Write to me often and I will fill my letters with the sweetest of nothings if you will. Love and adieu and think of me as your devoted friend,

Ellen.

From the Baroness Von Eulaw to Mrs. Perces Thornton.

Berlin, May 10, 1893.

Dearest Mother: “Let fate do her worst, there are moments of joy,” and such moments I owe to my fondness for music. What would have been all these dreary weeks and months of shallow acting, if the depths of my soul had not been stirred by the genius of that creative force which, mocking at our own crude disguises, rehabilitates pain with the fair seeming of pleasure, which relegates near sorrows to the realms of tradition, and illusionises common care?

Art, in any form, I conceive to be the benefactor of the human race. If truth, shorn of its infinitude of possibilities, constitutes the religion of the civilized world, if the deus et machina, as Æschylus somewhere has it, unlyrical and unleavened by beauty of device, by rhetoric or action and climax, be persuasive and instructive and inspiring, then how ineffably shall truth have gained by the development of its powers through visible forms of dramatic conceit, through association with the elements of art, through characterization, through skillful adaptation, through harmonized mediæ of appeal to the sense or the sentiment, the sympathies or the imagination?

I am reminded here of an incident which occurred in our box at the Grand Opera House, during a late performance of Die Meistersinger, which resulted—as is not unusual in these days—unpleasantly. My husband, as you may remember, affects music solely for the paraphernalia of the stage, for the glitter and show of boxes and stalls, for the exposed shoulders of the diamonded dames of fashion, for the numbers of men with eyeglasses and uniforms—anything, in fact, but the music, which rather bores him.
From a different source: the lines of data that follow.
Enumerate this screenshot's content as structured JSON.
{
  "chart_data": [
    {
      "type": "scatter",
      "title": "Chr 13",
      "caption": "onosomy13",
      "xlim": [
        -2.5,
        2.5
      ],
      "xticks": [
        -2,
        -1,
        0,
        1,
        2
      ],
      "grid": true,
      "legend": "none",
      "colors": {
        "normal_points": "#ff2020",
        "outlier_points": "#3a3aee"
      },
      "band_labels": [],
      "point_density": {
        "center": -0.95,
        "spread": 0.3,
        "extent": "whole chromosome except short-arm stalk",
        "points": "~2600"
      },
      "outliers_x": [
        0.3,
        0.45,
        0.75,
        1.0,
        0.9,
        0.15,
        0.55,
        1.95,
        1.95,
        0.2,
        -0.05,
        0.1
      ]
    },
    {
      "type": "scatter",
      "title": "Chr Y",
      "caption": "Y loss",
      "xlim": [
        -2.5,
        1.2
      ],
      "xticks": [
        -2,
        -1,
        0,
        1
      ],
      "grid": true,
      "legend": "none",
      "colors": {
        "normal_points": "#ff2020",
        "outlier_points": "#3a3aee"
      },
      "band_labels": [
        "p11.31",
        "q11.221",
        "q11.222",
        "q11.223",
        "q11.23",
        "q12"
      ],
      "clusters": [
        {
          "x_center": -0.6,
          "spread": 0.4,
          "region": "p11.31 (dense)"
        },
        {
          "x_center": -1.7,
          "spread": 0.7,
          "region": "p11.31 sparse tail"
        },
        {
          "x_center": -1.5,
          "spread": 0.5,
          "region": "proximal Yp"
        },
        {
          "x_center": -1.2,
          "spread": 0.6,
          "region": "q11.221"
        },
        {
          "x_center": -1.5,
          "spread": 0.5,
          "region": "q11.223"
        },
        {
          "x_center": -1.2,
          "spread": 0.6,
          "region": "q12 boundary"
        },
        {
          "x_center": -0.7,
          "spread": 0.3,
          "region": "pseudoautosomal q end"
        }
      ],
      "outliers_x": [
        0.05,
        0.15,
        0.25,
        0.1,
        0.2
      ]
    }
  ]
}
Therefore it is I apprehend that he discusses music so incomprehensibly—to say the least—I would not say irrationally. Somewhere during the development of the plot I was struck with the similarity of the dramatic motive with that of the Greek tragedies, especially the choral odes, where occurs the element of transition which some scholars call the evolutionary or perhaps the re-incarnating period of the ancient drama. This similarity—in some ways identical—I inadvertently alluded to in a more or less critical review of the opera and its construction, which I ventured between acts, in the presence of a party of Americans who were our guests for the occasion.

Suddenly as thought, the baron’s face was aflame. But “what it were unwise to do ’twere weaker to regret,” and I prepared to defend my position as best became me. “You call my divine countryman a plagiarist,” he hissed between his teeth. Our male guest glowered, and the ladies with heightened color looked at the orchestra.

“I beg your pardon, sir,” said I, with an assumed smile, “I did not say so, though I admit that my suggestion was unfortunate in its inference.”